Freshman Olivia Brook makes her mark early and often for the Longhorns

Daniel Clay

The Longhorns were lucky to stumble through the first 90 minutes of last month’s conference opener against No. 10 Texas Tech without conceding a goal. But Texas was unable to maintain a consistent threat on the Raider net, and Texas Tech sophomore goalkeeper Lauren Watson repelled any serious chances. Neither team had scored when the clock struck 90.

Most teams would look to their veteran players to clutch an overtime game against such an important opponent, but not this year’s Texas team. Seven minutes into the first sudden death period, freshman forward Olivia Brook charged down the right side, received a pass from sophomore forward Jasmine Hart and floated a beautiful shot into the top-left corner of the net for a game-winning goal and a huge upset win. But Brook’s heroics were no fluke. The youngster is leading the team with six goals through 13 games, making her one of the Longhorns’ keys to success this season.

“She doesn’t even know how great she’s been doing for us,” senior midfielder Sharis Lachappelle said. “She just goes out there and makes unbelievable shots and goals.
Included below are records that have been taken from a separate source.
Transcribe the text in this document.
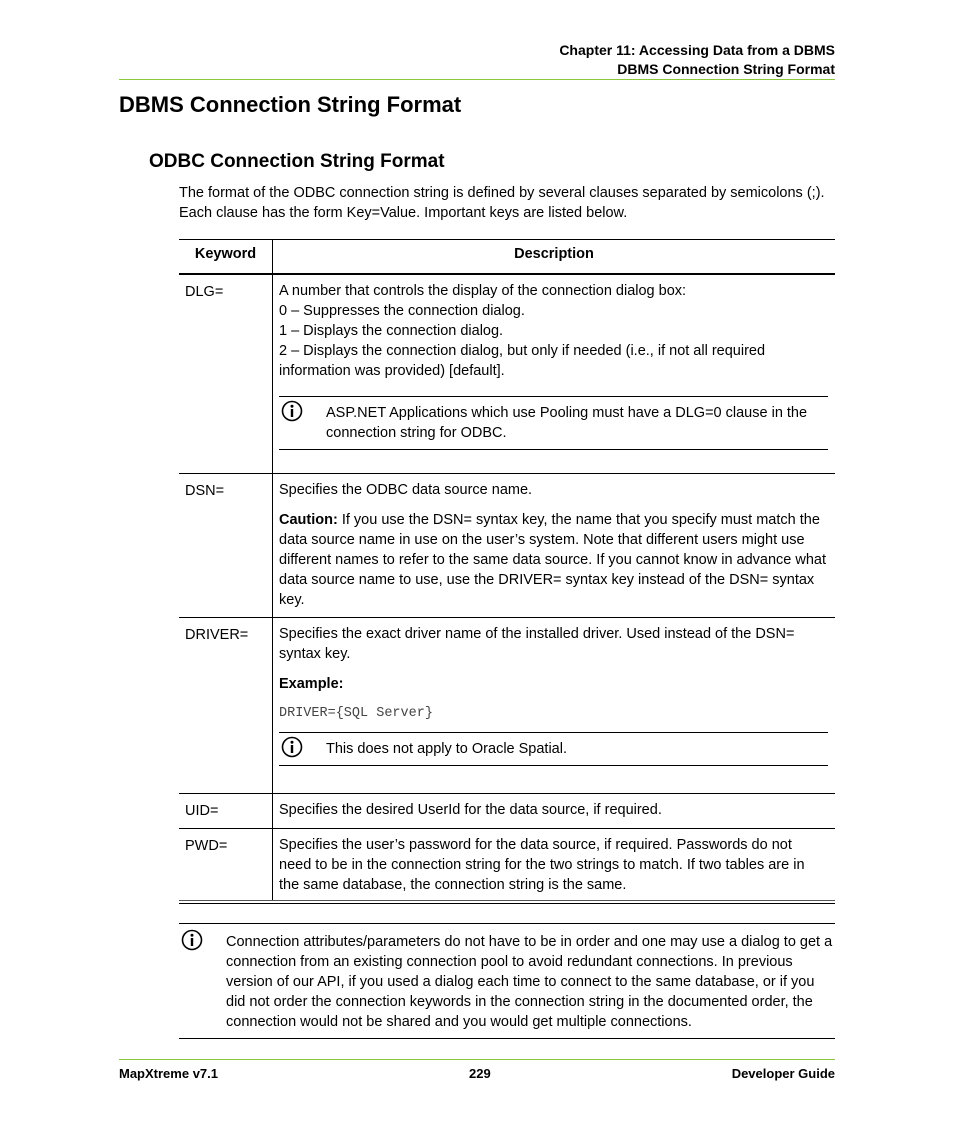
Chapter 11: Accessing Data from a DBMS
DBMS Connection String Format
DBMS Connection String Format
ODBC Connection String Format

The format of the ODBC connection string is defined by several clauses separated by semicolons (;). Each clause has the form Key=Value. Important keys are listed below.

Keyword	Description
DLG=	A number that controls the display of the connection dialog box:

0 – Suppresses the connection dialog.

1 – Displays the connection dialog.

2 – Displays the connection dialog, but only if needed (i.e., if not all required information was provided) [default].

ASP.NET Applications which use Pooling must have a DLG=0 clause in the connection string for ODBC.
DSN=	Specifies the ODBC data source name.

Caution: If you use the DSN= syntax key, the name that you specify must match the data source name in use on the user’s system. Note that different users might use different names to refer to the same data source. If you cannot know in advance what data source name to use, use the DRIVER= syntax key instead of the DSN= syntax key.

DRIVER=	Specifies the exact driver name of the installed driver. Used instead of the DSN= syntax key.

Example:

DRIVER={SQL Server}

This does not apply to Oracle Spatial.
UID=	Specifies the desired UserId for the data source, if required.

PWD=	Specifies the user’s password for the data source, if required. Passwords do not need to be in the connection string for the two strings to match. If two tables are in the same database, the connection string is the same.

Connection attributes/parameters do not have to be in order and one may use a dialog to get a connection from an existing connection pool to avoid redundant connections. In previous version of our API, if you used a dialog each time to connect to the same database, or if you did not order the connection keywords in the connection string in the documented order, the connection would not be shared and you would get multiple connections.
MapXtreme v7.1	229	Developer Guide
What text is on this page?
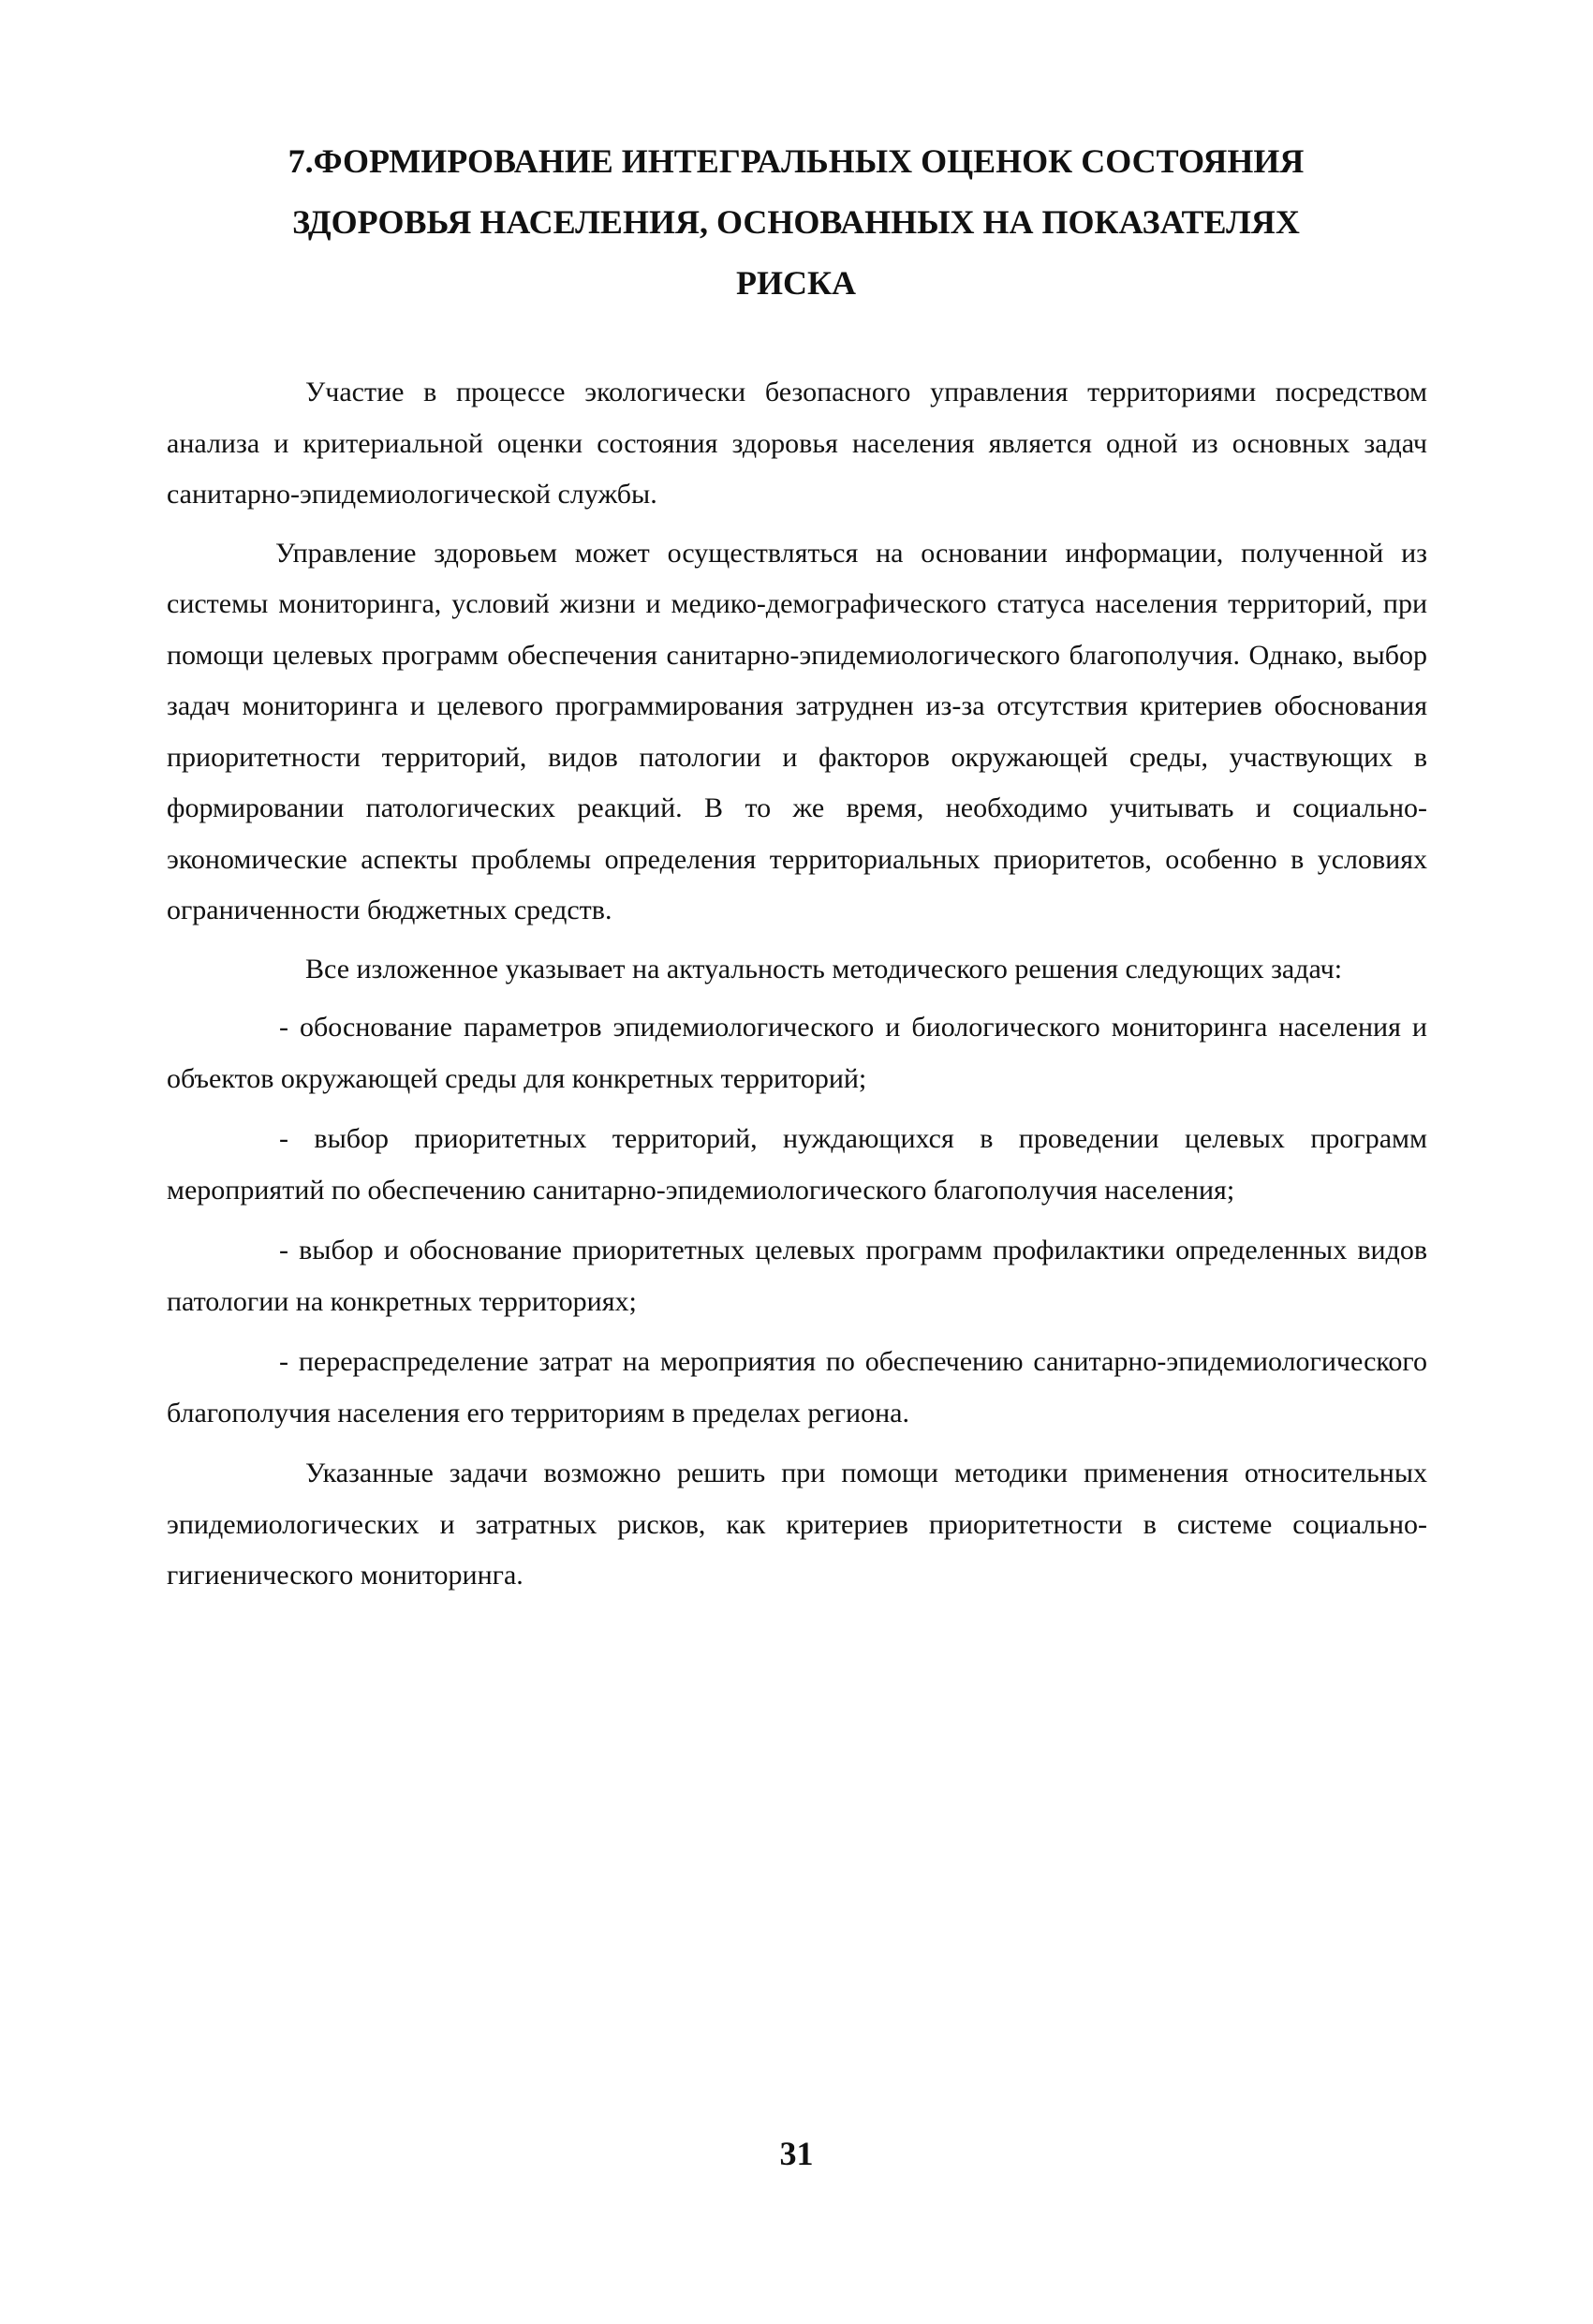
7.ФОРМИРОВАНИЕ ИНТЕГРАЛЬНЫХ ОЦЕНОК СОСТОЯНИЯ
ЗДОРОВЬЯ НАСЕЛЕНИЯ, ОСНОВАННЫХ НА ПОКАЗАТЕЛЯХ
РИСКА

Участие в процессе экологически безопасного управления территориями посредством анализа и критериальной оценки состояния здоровья населения является одной из основных задач санитарно-эпидемиологической службы.

Управление здоровьем может осуществляться на основании информации, полученной из системы мониторинга, условий жизни и медико-демографического статуса населения территорий, при помощи целевых программ обеспечения санитарно-эпидемиологического благополучия. Однако, выбор задач мониторинга и целевого программирования затруднен из-за отсутствия критериев обоснования приоритетности территорий, видов патологии и факторов окружающей среды, участвующих в формировании патологических реакций. В то же время, необходимо учитывать и социально-экономические аспекты проблемы определения территориальных приоритетов, особенно в условиях ограниченности бюджетных средств.

Все изложенное указывает на актуальность методического решения следующих задач:

- обоснование параметров эпидемиологического и биологического мониторинга населения и объектов окружающей среды для конкретных территорий;

- выбор приоритетных территорий, нуждающихся в проведении целевых программ мероприятий по обеспечению санитарно-эпидемиологического благополучия населения;

- выбор и обоснование приоритетных целевых программ профилактики определенных видов патологии на конкретных территориях;

- перераспределение затрат на мероприятия по обеспечению санитарно-эпидемиологического благополучия населения его территориям в пределах региона.

Указанные задачи возможно решить при помощи методики применения относительных эпидемиологических и затратных рисков, как критериев приоритетности в системе социально-гигиенического мониторинга.

31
She brings energy in every single practice.”

Brook has thrived in the Longhorns’ possession-based attack, which requires incredible patience; trigger-happy freshmen can often waste shots, which leads to squandered possessions. However, Brook appears immune to that stigma. Twelve of the freshman’s 20 shots have landed on goal for a .600 shots on goal average that eclipses the team’s .441 number.

Brook has been a constant contributor since she stepped onto the field, but the confident freshman expected nothing less from herself in her first year of college soccer.

“I hold myself to pretty high standards,” Brook said. “[Being the leading scorer] is a great feeling, but I don’t really think about that. It’s not about me; it’s how we do as a whole.”

Most college coaches can only dream of getting the chance to work with a player who can contribute in her first months on a college campus. Kelly, though, has not fallen into the trap of pampering her young phenomenon and, instead, believes athletes of any classification should be treated the same. 

“As soon as you walk on this campus, I say that you’re no longer a freshman — you’re a Texas Longhorn,” Kelly said. “It’s baptism by fire. If you’re ready to go, and you’re getting the job done, you’re on the field.”

Very few upperclassmen have the talent to upset the elite of college soccer and light up the scoreboard on a regular basis. But Brook has done all of that as a freshman, and, true to her form, the young attacker is still concerned about getting better.

“I am working on my striking; I’m working on my movement,” Brook said. “I’m learning how to get in good positions for my fellow teammates and just working to get in the best spots to score … or just all the movements I need to do to get the team to win.”